The architecture makes sense as the HIE brings services that eliminate administrative costs among providers, policy experts, payers and even patients.

They are using HealthVault as a PHR which, as you know, allows patients to create their own information-sharing profiles as well as connect to lab hubs, pharmacy hubs etc.

Your comment on a regulated banking model is something I would support. Here is the reason: As a healthcare executive with clinical program skills and HIT innovation patents I would be short sighted unless I add in my 47 years as a person with diabetes and associated co-morbidity.

We were promised increased safety, reduced cost, etc. due to implementation of health information exchanges (HIEs). Instead, our providers (including integrated delivery networks) are taking incentive payments for technology and using data for performance payments, yet not electing to share data with patients through a Single Sign On technology. The HIE in Oklahoma would be a natural architecture as it could push CCDs to HealthVault where patients could then access their global history.

We forget that 5% of the US population accounts for 50% of healthcare expenditures. These are folks like myself, with multiple sub-specialists who belong to different networks of care. My experience has not changed, with the exception of postal costs.

To assemble my documentation for a new physician (in this case a neurosurgeon) I had to access three portals, drive to one imaging service and then cut and paste the sentinel data that patients often forget to report into HealthVault. Then, I extracted data again through cut and paste methodology to deposit as a personal e-mail note in my secure ‘MyHEALTH’ Record at Duke since they will not allow patients to upload information. Yes, patient data entry is extremely important and easily controlled with regard to how it is used (for you lawyer types).

Unless we can get competitive business units (the root of health care fragmentation) to allow their information to flow, we will not see the returns we have been promised.

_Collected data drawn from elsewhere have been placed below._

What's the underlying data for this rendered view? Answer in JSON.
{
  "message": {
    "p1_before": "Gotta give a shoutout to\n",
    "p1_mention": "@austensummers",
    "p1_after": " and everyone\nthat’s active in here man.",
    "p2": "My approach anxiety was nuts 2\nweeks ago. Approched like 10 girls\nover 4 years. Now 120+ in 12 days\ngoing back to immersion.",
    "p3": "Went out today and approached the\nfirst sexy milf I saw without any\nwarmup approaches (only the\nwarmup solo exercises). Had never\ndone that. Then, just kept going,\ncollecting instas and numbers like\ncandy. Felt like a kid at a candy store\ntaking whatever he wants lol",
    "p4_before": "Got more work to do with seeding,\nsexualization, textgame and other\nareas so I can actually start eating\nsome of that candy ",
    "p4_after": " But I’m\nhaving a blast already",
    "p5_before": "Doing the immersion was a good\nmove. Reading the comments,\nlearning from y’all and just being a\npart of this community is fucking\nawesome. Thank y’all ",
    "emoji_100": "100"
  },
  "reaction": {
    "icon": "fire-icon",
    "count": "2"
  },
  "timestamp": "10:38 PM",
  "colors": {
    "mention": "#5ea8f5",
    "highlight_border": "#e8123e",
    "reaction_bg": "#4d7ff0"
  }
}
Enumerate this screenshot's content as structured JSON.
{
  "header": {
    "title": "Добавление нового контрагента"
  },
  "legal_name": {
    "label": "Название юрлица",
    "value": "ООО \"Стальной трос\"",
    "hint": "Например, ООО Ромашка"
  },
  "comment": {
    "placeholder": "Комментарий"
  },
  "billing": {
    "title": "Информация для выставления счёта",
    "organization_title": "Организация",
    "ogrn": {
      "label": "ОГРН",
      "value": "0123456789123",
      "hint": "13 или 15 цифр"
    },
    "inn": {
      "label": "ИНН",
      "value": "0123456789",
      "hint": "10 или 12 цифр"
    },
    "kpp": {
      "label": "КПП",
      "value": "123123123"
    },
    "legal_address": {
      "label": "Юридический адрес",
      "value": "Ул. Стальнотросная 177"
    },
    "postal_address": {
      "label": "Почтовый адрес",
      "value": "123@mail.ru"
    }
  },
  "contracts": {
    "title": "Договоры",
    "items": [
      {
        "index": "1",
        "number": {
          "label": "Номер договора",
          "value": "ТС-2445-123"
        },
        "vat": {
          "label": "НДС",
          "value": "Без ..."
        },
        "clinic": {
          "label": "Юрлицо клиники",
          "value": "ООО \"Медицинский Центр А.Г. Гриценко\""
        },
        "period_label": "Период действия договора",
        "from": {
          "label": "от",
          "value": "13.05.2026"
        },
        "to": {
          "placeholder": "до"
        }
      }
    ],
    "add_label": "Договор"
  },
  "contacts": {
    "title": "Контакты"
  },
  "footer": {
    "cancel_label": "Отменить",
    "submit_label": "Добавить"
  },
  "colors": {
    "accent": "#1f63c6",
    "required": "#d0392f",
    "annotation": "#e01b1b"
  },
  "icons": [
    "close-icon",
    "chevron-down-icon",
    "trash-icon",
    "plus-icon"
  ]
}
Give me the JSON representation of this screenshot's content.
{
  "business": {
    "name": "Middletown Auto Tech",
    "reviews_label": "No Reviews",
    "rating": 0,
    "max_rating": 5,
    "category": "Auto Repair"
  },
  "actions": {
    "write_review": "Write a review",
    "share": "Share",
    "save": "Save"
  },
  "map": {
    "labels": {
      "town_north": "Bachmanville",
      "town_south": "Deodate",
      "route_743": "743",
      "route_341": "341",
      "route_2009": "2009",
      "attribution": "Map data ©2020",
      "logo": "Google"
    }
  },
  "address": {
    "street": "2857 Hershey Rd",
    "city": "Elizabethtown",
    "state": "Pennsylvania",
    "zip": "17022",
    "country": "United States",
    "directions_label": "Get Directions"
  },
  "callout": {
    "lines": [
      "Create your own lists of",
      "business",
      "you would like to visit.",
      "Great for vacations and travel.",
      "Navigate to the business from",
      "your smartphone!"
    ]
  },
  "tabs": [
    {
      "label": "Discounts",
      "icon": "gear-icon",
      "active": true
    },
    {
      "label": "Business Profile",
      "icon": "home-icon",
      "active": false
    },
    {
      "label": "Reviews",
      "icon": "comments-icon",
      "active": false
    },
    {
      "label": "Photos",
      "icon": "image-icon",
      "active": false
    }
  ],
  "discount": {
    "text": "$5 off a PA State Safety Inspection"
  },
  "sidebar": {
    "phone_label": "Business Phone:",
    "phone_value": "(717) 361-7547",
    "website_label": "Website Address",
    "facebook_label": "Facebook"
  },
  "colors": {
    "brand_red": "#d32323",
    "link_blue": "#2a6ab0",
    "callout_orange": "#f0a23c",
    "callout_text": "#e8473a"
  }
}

Here is an index case: I had neurosurgery on my c-spine. My family has a history of malignant hyperthermia. That history is only noted deep within a paper record somewhere in California. Here’s the problem:

  • How many patients remember stuff like this?
  • What if I received Halothane – 50/50 chance of survival?

So, I cut and paste from Healthvault.

The variable that we completely forgot when re-engineering our system is the fact that our society is based on individual rights and will. While this gives rise to incredible innovation it does not guarantee that humans will exchange information without receiving some return on the investment. Even when someone’s life is in the balance.

Yes , it is that dramatic when one looks at one patient at a time.